Flow cytometry was performed as previously described7. Antibodies used in this study are listed in Supplementary Table S1. Staining buffer was PBS containing 2 mM EDTA, 0.5% (w/v) bovine serum albumin, and 0.1% (w/v) sodium azide. Fixation and permeabilization buffers were purchased from BioLegend (San Diego, CA). FOXP3/transcription factor staining buffer set (eBioscience, San Diego, CA) was used to stain transcription factors. Gating strategies used for lung leukocytes19,20 and memory T cells13 were as previously described. Data were acquired with a BD FACSCalibur or BD FACSCantoII flow cytometer (BD Bioscience, San Jose, CA) and analyzed using FlowJo software (TreeStar Inc., Ashland, OR).
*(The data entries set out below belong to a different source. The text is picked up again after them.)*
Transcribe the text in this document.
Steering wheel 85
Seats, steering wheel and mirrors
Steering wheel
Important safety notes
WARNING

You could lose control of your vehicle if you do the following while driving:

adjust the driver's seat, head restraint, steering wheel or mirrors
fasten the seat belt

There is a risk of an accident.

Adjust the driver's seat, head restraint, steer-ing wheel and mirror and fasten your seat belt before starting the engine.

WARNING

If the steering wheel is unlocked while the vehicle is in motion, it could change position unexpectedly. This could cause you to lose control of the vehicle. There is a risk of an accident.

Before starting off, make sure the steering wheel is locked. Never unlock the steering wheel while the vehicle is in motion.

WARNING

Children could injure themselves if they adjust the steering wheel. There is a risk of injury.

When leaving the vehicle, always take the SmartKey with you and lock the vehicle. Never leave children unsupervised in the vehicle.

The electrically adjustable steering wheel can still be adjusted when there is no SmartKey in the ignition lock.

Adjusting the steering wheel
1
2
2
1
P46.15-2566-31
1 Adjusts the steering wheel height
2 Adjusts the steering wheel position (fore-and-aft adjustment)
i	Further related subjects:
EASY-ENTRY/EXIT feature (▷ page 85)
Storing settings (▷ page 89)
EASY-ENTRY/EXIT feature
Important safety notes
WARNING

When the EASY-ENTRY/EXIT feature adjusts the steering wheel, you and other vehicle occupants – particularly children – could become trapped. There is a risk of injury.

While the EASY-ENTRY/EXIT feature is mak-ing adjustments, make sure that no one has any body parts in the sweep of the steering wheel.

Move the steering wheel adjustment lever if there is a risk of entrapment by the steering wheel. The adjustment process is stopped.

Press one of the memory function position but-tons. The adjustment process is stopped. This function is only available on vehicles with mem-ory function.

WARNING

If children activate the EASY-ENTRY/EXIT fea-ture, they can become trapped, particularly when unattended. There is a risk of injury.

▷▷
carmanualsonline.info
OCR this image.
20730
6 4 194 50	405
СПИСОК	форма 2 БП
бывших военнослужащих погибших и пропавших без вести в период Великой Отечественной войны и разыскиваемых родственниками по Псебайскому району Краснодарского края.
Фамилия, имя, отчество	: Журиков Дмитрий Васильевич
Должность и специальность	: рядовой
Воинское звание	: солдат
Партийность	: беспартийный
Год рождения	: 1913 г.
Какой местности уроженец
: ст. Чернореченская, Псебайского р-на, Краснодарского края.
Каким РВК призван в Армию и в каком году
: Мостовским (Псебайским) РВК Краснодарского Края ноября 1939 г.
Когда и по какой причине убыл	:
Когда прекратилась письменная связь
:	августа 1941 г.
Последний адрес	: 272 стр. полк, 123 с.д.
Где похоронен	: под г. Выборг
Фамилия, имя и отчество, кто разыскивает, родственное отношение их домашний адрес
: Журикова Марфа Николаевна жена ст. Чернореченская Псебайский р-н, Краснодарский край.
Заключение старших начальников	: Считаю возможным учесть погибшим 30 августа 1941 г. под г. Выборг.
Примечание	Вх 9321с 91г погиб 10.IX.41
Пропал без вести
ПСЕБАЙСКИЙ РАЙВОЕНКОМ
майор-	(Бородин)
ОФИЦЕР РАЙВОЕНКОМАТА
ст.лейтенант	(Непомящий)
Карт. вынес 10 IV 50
T-cell re-stimulation assay

For polyclonal re-stimulation, the lung, spleen, and BM leukocytes were incubated in RPMI 1640 medium with 50 ng/mL of PMA and 1 μM ionomycin for 4 h. Alternatively, for the antigen-specific re-stimulation, BMDCs (5 × 105 cells/well) were pulsed with heat-killed C. gattii CAP60∆ (5 × 105 cells/well) overnight. After the culture supernatant was removed, antigen-pulsed BMDCs were co-cultivated with lung leukocytes or spleen leukocytes (1 × 106 cells/well) for 18 h to stimulate T-cell response. In each experiment, cells were treated with 5 μg/mL brefeldin A and 2 μM monensin for the last 2 h of culture to stop cytokine release. Intracellular cytokines in T cells were evaluated using flow cytometry. In another experiment, lung and spleen leukocytes (1 × 106 cells/well) were cultivated for 20 h with heat-killed C. albicans SC5314 (MOI = 1), C. gattii CAP60∆ (MOI = 1), or C. gattii R265 (MOI = 10). After cultivation, IL-17A in culture supernatant was measured using enzyme-linked immunosorbent assay (ELISA).

Cytokine measurement

Supernatants of cell culture or lung homogenates were collected and cytokine levels were determined using ELISA. MaxiSorp plates (Thermo Fisher Scientific, Roskilde, Denmark) and a DuoSet ELISA kit (R&D Systems, Minneapolis, MN) or BD OptEIA ELISA sets (BD Bioscience, San Jose, CA) were used as per the manufacturers’ instructions.

Infection study

Intratracheal infection was performed as previously described7. In brief, C. gattii R265 was cultured in YPD at 30 °C with shaking overnight. Then the cells were washed and resuspended in PBS. The mice were anesthetized with isoflurane, after which a fungal suspension (3 × 103 CFU) was intratracheally injected using an indwelling needle. They were euthanized with carbon dioxide inhalation to harvest their lungs, and the lungs were homogenized using a stainless-steel mesh in PBS. To determine the fungal burden in lungs, lung homogenates were diluted and spread onto YPD plates. These plates were incubated at 30 °C for 24 h, after which colonies were counted.

Histological analysis

The lungs were fixed in 10% formalin, dehydrated, and embedded in paraffin. Paraffin blocks were cut into 4-μm sections and stained with HE or Verhoeff’s elastin staining and periodic acid-Schiff’s method (EPAS). MGCs were examined to assess macrophage recruitment into the lungs after infection. Numbers of MGCs per unit area (square millimeters) were determined as previously described7. Frozen lung sections were prepared and stained as previously described50. Antibodies used in this experiment are also listed in Supplementary Table S1. Infected lungs were fixed in fixation buffer, 2% (w/v)‐paraformaldehyde (PFA) in 50 mM phosphate buffer, for 6 h at 4 °C prior to be embedded in Tissue-Tek OCT compound (Sakura Finetek Inc., Torrance, CA). Fluorescent-labeled lung sections were observed under a confocal laser-scanning microscope LSM 700 (Carl Zeiss, Oberkochen, Germany), and the images were analyzed by ZEN software (Carl Zeiss, Oberkochen, Germany).

Statistical analysis

GraphPad Prism 7 (GraphPad Software, Inc., La Jolla, CA) was used for all statistical analyses. P-values of less than 0.05 were considered statistically significant.